Diminution (37,000 tons from north to south end of Ocean Beach)

Hughen/Starkweather

Diminution (37,000 tons from north to south end of Ocean Beach), 2018

Ink and acrylic paint on wood panel
12 x 16 x 1.5 inches
Buy It Now: $2,450
Retail Value $2,200 / Starting Bid $900
Courtesy of the Artists
SOLD

 

This work references the 37,000 tons of sand that are trucked from the north end of Ocean Beach in San Francisco to the eroding south end, 3.5 miles away, every few years in hopes of shoring up the beach that is suffering from accelerated erosion related to climate change and sea level rise.

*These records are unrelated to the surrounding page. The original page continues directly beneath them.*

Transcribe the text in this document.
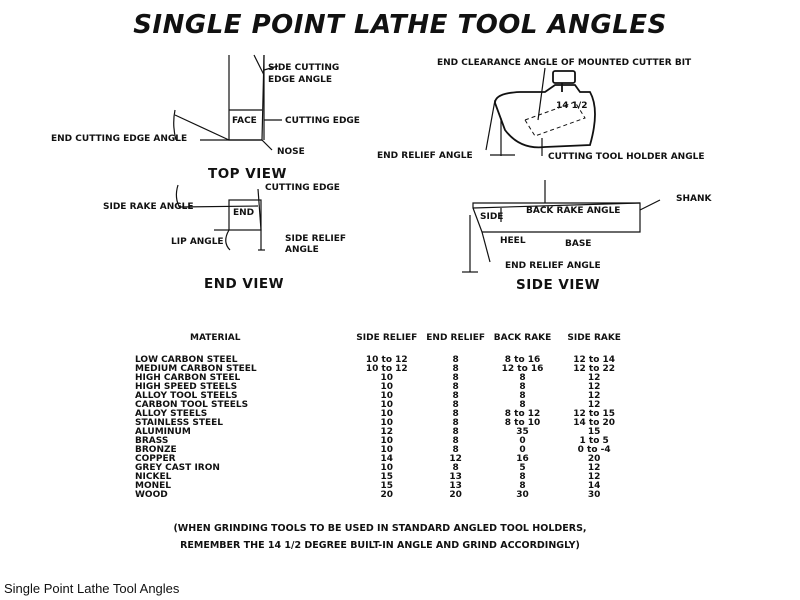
SINGLE POINT LATHE TOOL ANGLES
SIDE CUTTING
EDGE ANGLE
FACE	CUTTING EDGE
END CUTTING EDGE ANGLE
NOSE
TOP VIEW
CUTTING EDGE
SIDE RAKE ANGLE
END
LIP ANGLE	SIDE RELIEF
ANGLE
END VIEW
END CLEARANCE ANGLE OF MOUNTED CUTTER BIT
14 1/2
END RELIEF ANGLE	CUTTING TOOL HOLDER ANGLE
SHANK
SIDE
BACK RAKE ANGLE
HEEL	BASE
END RELIEF ANGLE
SIDE VIEW
MATERIAL	SIDE RELIEF	END RELIEF	BACK RAKE	SIDE RAKE
LOW CARBON STEEL	10 to 12	8	8 to 16	12 to 14
MEDIUM CARBON STEEL	10 to 12	8	12 to 16	12 to 22
HIGH CARBON STEEL	10	8	8	12
HIGH SPEED STEELS	10	8	8	12
ALLOY TOOL STEELS	10	8	8	12
CARBON TOOL STEELS	10	8	8	12
ALLOY STEELS	10	8	8 to 12	12 to 15
STAINLESS STEEL	10	8	8 to 10	14 to 20
ALUMINUM	12	8	35	15
BRASS	10	8	0	1 to 5
BRONZE	10	8	0	0 to -4
COPPER	14	12	16	20
GREY CAST IRON	10	8	5	12
NICKEL	15	13	8	12
MONEL	15	13	8	14
WOOD	20	20	30	30
(WHEN GRINDING TOOLS TO BE USED IN STANDARD ANGLED TOOL HOLDERS,
REMEMBER THE 14 1/2 DEGREE BUILT-IN ANGLE AND GRIND ACCORDINGLY)
Single Point Lathe Tool Angles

Hughen/Starkweather is the collaboration of San Francisco artists Jennifer Starkweather and Amanda Hughen, who have worked as a team since 2006. Together they create research-based, abstract artworks about specific locations. Each project begins with intensive research, including maps, photographs, data, and interviews with community members. Similar to early cartographers, who were dependent on inconsistent tools and word-of-mouth information, the artists follow an unpredictable trail of information about a place. The resulting drawings and paintings reinterpret the complex narratives of landscape, creating new and unexpected forms through which to view a place, its history, and its possible futures.

Hughen/Starkweather have exhibited widely, including the Asian Art Museum (SF), the Public Policy Institute of California (SF), University of San Francisco, and the Contemporary Jewish Museum (SF). Their commisson to create a permanent public artwork embedded in the glass exterior and roof deck of the Union Square Central Subway Station in downtown San Francisco will open in 2018. Hughen received an MFA from UC Berkeley and has been an artist-in-residence at the DeYoung Museum of Art (CA), the Headlands Center for the Arts (CA), Oxbow (CA), and Yaddo (NY). Starkweather received an MFA from Tyler School of Art (PA) and has been an artist-in-residence at Ucross (WY), Skowhegan (ME), Oxbow (CA), and Ragdale (IL).